Since 2008, the city center has been a traffic-free pedestrian zone that is also bike-friendly. “The removal of parked cars from these areas allowed local businesses, such as shops and restaurants, to flourish and spill onto the streets as well, which gives Ljubljana the charming laid-back vibe which visitors love so much. The riverbanks of Ljubljanica River thus became important centers of life”. Along with uncountable sustainable actions, Ljubljana is a member of Ellen MacArthur’s Foundation for circular economy and supports all sorts of projects that focus on reusing and repurposing materials, which would otherwise go to waste.
2. Copenhagen definitely puts sustainability at the forefront. Since 1995, Copenhagen has reduced carbon emissions by 50% and it has been recognized as the world’s greenest city many times. Bente, our guide in Copenhagen, mentions that “the goal is that the city becomes the world’s first carbon dioxide neutral capital by 2025. I guess the outside world has noticed and thinks of Copenhagen as sustainable”. She highlights that many people around the world connect Copenhagen with the bicycle culture: “the bicycles are very visible everywhere in the city – on average every Copenhagener owns more than one bicycle”. Also, Bente comments on Copenhagen’s new district Nordhavn where “sustainability is a cornerstone of urban planning. That makes the district very interesting to visitors who are keen to learn about the sustainable Danish way”.

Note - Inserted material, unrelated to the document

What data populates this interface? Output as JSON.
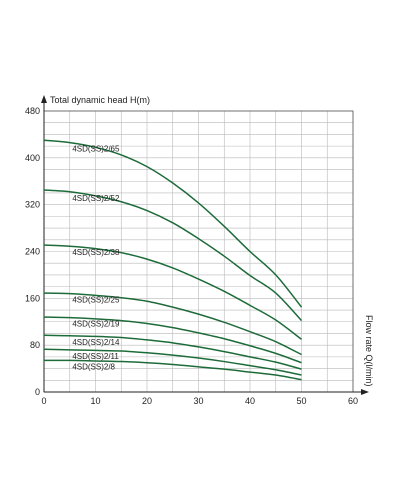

3. Vienna has been awarded one of the greenest major cities in the world for its high percentage of open spaces. Almost half of Vienna’s area is covered by green areas. According to our guide Lindsay in Vienna, “the green spaces of Vienna are everywhere. Millions of trees line our streets – if one is felled, it must be replaced by law”. Lindsay also emphasized that “the city is full of water fountains so you can refill your water bottles free of charge with our delicious mountain spring water; there are almost 1400 km/over 850 miles of cycle paths and bikes and electric scooters can be hired all over the centre”. Similarly, there are car sharing schemes and nearly 1,000 electric car charging points enabling the City of Vienna to achieve its target of cutting transport-related CO2 emissions to zero by 2050.

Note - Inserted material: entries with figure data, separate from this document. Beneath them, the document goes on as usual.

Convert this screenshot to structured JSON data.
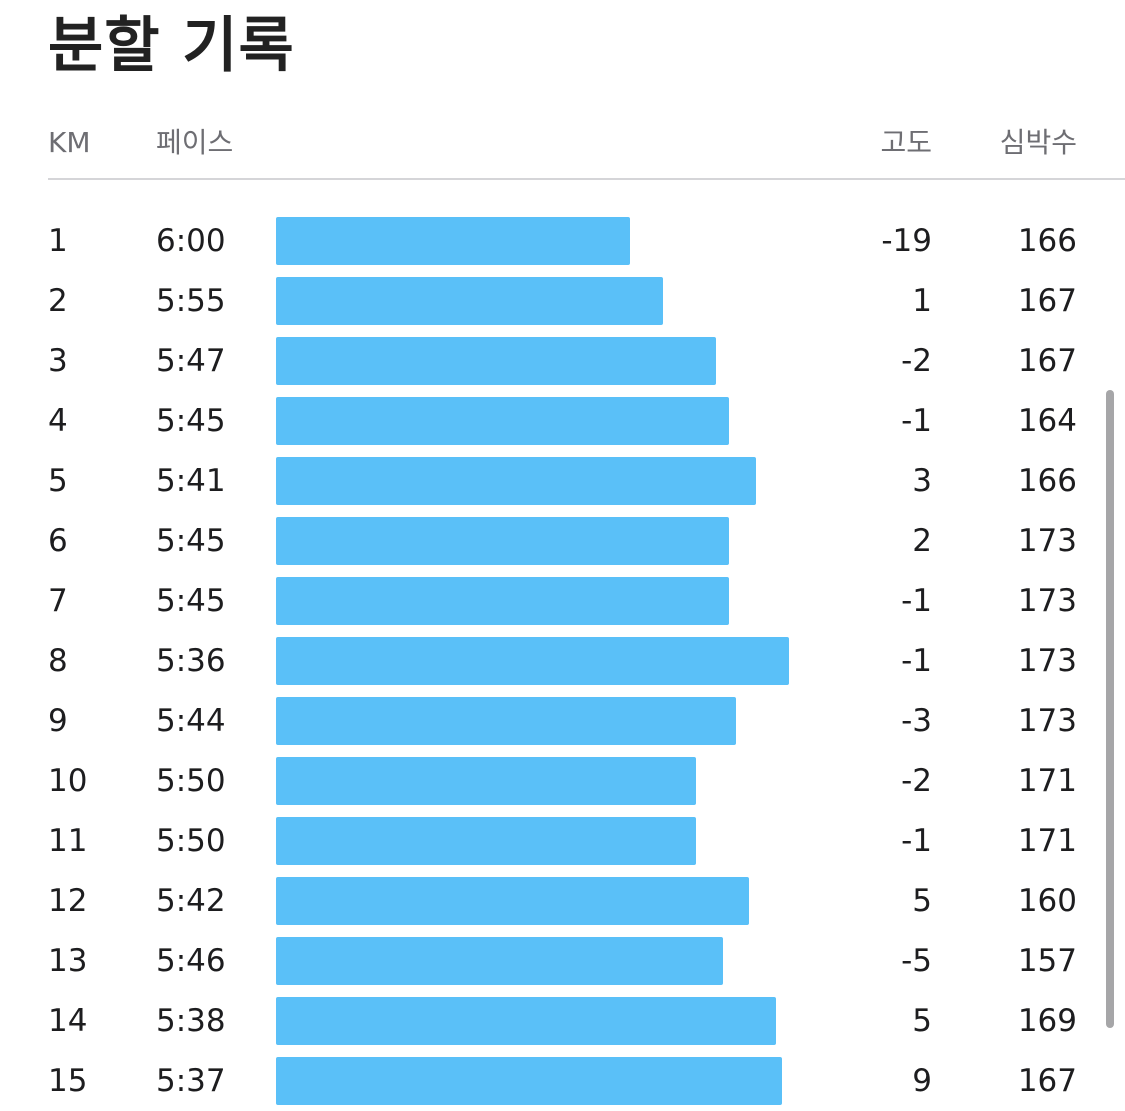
{
  "title": "분할 기록",
  "columns": {
    "km": "KM",
    "pace": "페이스",
    "elevation": "고도",
    "heart_rate": "심박수"
  },
  "accent_color": "#5ac0f8",
  "splits": [
    {
      "km": "1",
      "pace": "6:00",
      "pace_seconds": 360,
      "elevation": "-19",
      "heart_rate": "166"
    },
    {
      "km": "2",
      "pace": "5:55",
      "pace_seconds": 355,
      "elevation": "1",
      "heart_rate": "167"
    },
    {
      "km": "3",
      "pace": "5:47",
      "pace_seconds": 347,
      "elevation": "-2",
      "heart_rate": "167"
    },
    {
      "km": "4",
      "pace": "5:45",
      "pace_seconds": 345,
      "elevation": "-1",
      "heart_rate": "164"
    },
    {
      "km": "5",
      "pace": "5:41",
      "pace_seconds": 341,
      "elevation": "3",
      "heart_rate": "166"
    },
    {
      "km": "6",
      "pace": "5:45",
      "pace_seconds": 345,
      "elevation": "2",
      "heart_rate": "173"
    },
    {
      "km": "7",
      "pace": "5:45",
      "pace_seconds": 345,
      "elevation": "-1",
      "heart_rate": "173"
    },
    {
      "km": "8",
      "pace": "5:36",
      "pace_seconds": 336,
      "elevation": "-1",
      "heart_rate": "173"
    },
    {
      "km": "9",
      "pace": "5:44",
      "pace_seconds": 344,
      "elevation": "-3",
      "heart_rate": "173"
    },
    {
      "km": "10",
      "pace": "5:50",
      "pace_seconds": 350,
      "elevation": "-2",
      "heart_rate": "171"
    },
    {
      "km": "11",
      "pace": "5:50",
      "pace_seconds": 350,
      "elevation": "-1",
      "heart_rate": "171"
    },
    {
      "km": "12",
      "pace": "5:42",
      "pace_seconds": 342,
      "elevation": "5",
      "heart_rate": "160"
    },
    {
      "km": "13",
      "pace": "5:46",
      "pace_seconds": 346,
      "elevation": "-5",
      "heart_rate": "157"
    },
    {
      "km": "14",
      "pace": "5:38",
      "pace_seconds": 338,
      "elevation": "5",
      "heart_rate": "169"
    },
    {
      "km": "15",
      "pace": "5:37",
      "pace_seconds": 337,
      "elevation": "9",
      "heart_rate": "167"
    }
  ]
}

4. Stockholm is probably Sweden’s most famous eco-friendly city but Gothenburg isn’t far behind. Since 2016, the city has been ranked as a top sustainable destination with approximately 95% of all hotels certified as environmentally friendly. Sweden’s second-largest city runs 97% of its public transport on renewable energy. It has also been named a European Capital of Smart Tourism 2020. Besides, it’s Greta Thunberg’s Nordic homeland! ToursByLocals guide Inna highlights: “I absolutely agree that Gothenburg is one of the most sustainable destinations! Once travelers arrive in Gothenburg they are going to see a lot of nice green areas and parks. There is also clean water in the river and sea, and also drinkable from taps that are available. The harbor, which is one of the largest in Northern Europe, is using most of its energy from wind turbines. Many buses use locally produced gas or electricity. Garbage that is not possible to recycle is burned and the heat distribution in the city”.

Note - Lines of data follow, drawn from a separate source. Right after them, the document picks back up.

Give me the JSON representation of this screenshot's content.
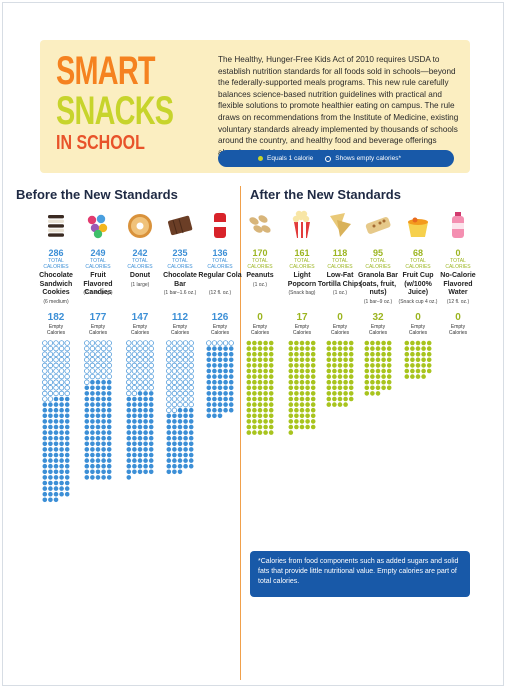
{
  "header": {
    "title_line1": "SMART",
    "title_line2": "SNACKS",
    "title_line3": "IN SCHOOL",
    "intro": "The Healthy, Hunger-Free Kids Act of 2010 requires USDA to establish nutrition standards for all foods sold in schools—beyond the federally-supported meals programs. This new rule carefully balances science-based nutrition guidelines with practical and flexible solutions to promote healthier eating on campus. The rule draws on recommendations from the Institute of Medicine, existing voluntary standards already implemented by thousands of schools around the country, and healthy food and beverage offerings already available in the marketplace.",
    "legend_filled": "Equals 1 calorie",
    "legend_empty": "Shows empty calories*"
  },
  "sections": {
    "before": "Before the New Standards",
    "after": "After the New Standards"
  },
  "labels": {
    "total": "TOTAL",
    "calories": "CALORIES",
    "empty": "Empty",
    "empty_calories": "Calories"
  },
  "colors": {
    "before": "#3c8fd6",
    "after": "#a8c41e",
    "legend_bar": "#1859a8",
    "divider": "#f0a04b"
  },
  "footnote": "*Calories from food components such as added sugars and solid fats that provide little nutritional value. Empty calories are part of total calories.",
  "chart_data": {
    "type": "bar",
    "series": [
      {
        "name": "Before the New Standards",
        "items": [
          {
            "name": "Chocolate Sandwich Cookies",
            "serving": "(6 medium)",
            "total": 286,
            "empty": 182,
            "icon": "cookies-icon"
          },
          {
            "name": "Fruit Flavored Candies",
            "serving": "(2.2 oz. pkg.)",
            "total": 249,
            "empty": 177,
            "icon": "candies-icon"
          },
          {
            "name": "Donut",
            "serving": "(1 large)",
            "total": 242,
            "empty": 147,
            "icon": "donut-icon"
          },
          {
            "name": "Chocolate Bar",
            "serving": "(1 bar–1.6 oz.)",
            "total": 235,
            "empty": 112,
            "icon": "chocolate-bar-icon"
          },
          {
            "name": "Regular Cola",
            "serving": "(12 fl. oz.)",
            "total": 136,
            "empty": 126,
            "icon": "cola-can-icon"
          }
        ]
      },
      {
        "name": "After the New Standards",
        "items": [
          {
            "name": "Peanuts",
            "serving": "(1 oz.)",
            "total": 170,
            "empty": 0,
            "icon": "peanuts-icon"
          },
          {
            "name": "Light Popcorn",
            "serving": "(Snack bag)",
            "total": 161,
            "empty": 17,
            "icon": "popcorn-icon"
          },
          {
            "name": "Low-Fat Tortilla Chips",
            "serving": "(1 oz.)",
            "total": 118,
            "empty": 0,
            "icon": "tortilla-chips-icon"
          },
          {
            "name": "Granola Bar (oats, fruit, nuts)",
            "serving": "(1 bar–9 oz.)",
            "total": 95,
            "empty": 32,
            "icon": "granola-bar-icon"
          },
          {
            "name": "Fruit Cup (w/100% Juice)",
            "serving": "(Snack cup 4 oz.)",
            "total": 68,
            "empty": 0,
            "icon": "fruit-cup-icon"
          },
          {
            "name": "No-Calorie Flavored Water",
            "serving": "(12 fl. oz.)",
            "total": 0,
            "empty": 0,
            "icon": "water-bottle-icon"
          }
        ]
      }
    ]
  }
}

5. Portland, Oregon is one of the highest ranked eco-friendly cities in North America. For decades, it has been known for its parks and world-class gardens. It is also one of the most bikeable and walkable cities in the USA, with over 620km of designated bike routes. ToursByLocals guide Marcus mentions that “when guests are exploring Portland, the visible evidence they will have of Portland’s commitment to environmentalism includes a plethora of parks and green spaces, a lack of containers littering the ground as a result of the first mandatory container deposit law in the U.S., abundant car-charging ports, many street trees that are over 100-years-old, urban swales, and rentable self-service bicycles and scooters available on the street.” Oregon’s biggest city is full of eco-conscious entrepreneurs so it’s definitely a city to go shopping and support local businesses. Also, it is known as the top one vegan cities in North America.
6. Zurich is considered one of the most livable and sustainable cities in the world. After 2008, when Zurich residents voted for a reduction of energy consumption by 2050 to 2,000 watts as well as to 1 ton of greenhouse gas emissions per person, there are major efforts to be climate-friendly, such as a sophisticated public transit system, green building requirements, good recycling opportunities, the switch to electric cars for postal vehicles and more. Like many citizens of Zurich, our guide Véronique thinks there’s still much to be done, and preferably before 2050. What she loves most in the city is the water. There are two rivers and a lake, and the lake water, which is treated in a clever sustainable system, supplies over 1200 fountains as well as all the city’s pipes with the finest drinking water. When visiting Zurich, you will see a big variety of fountains, often surrounded by people drinking or filling their bottles.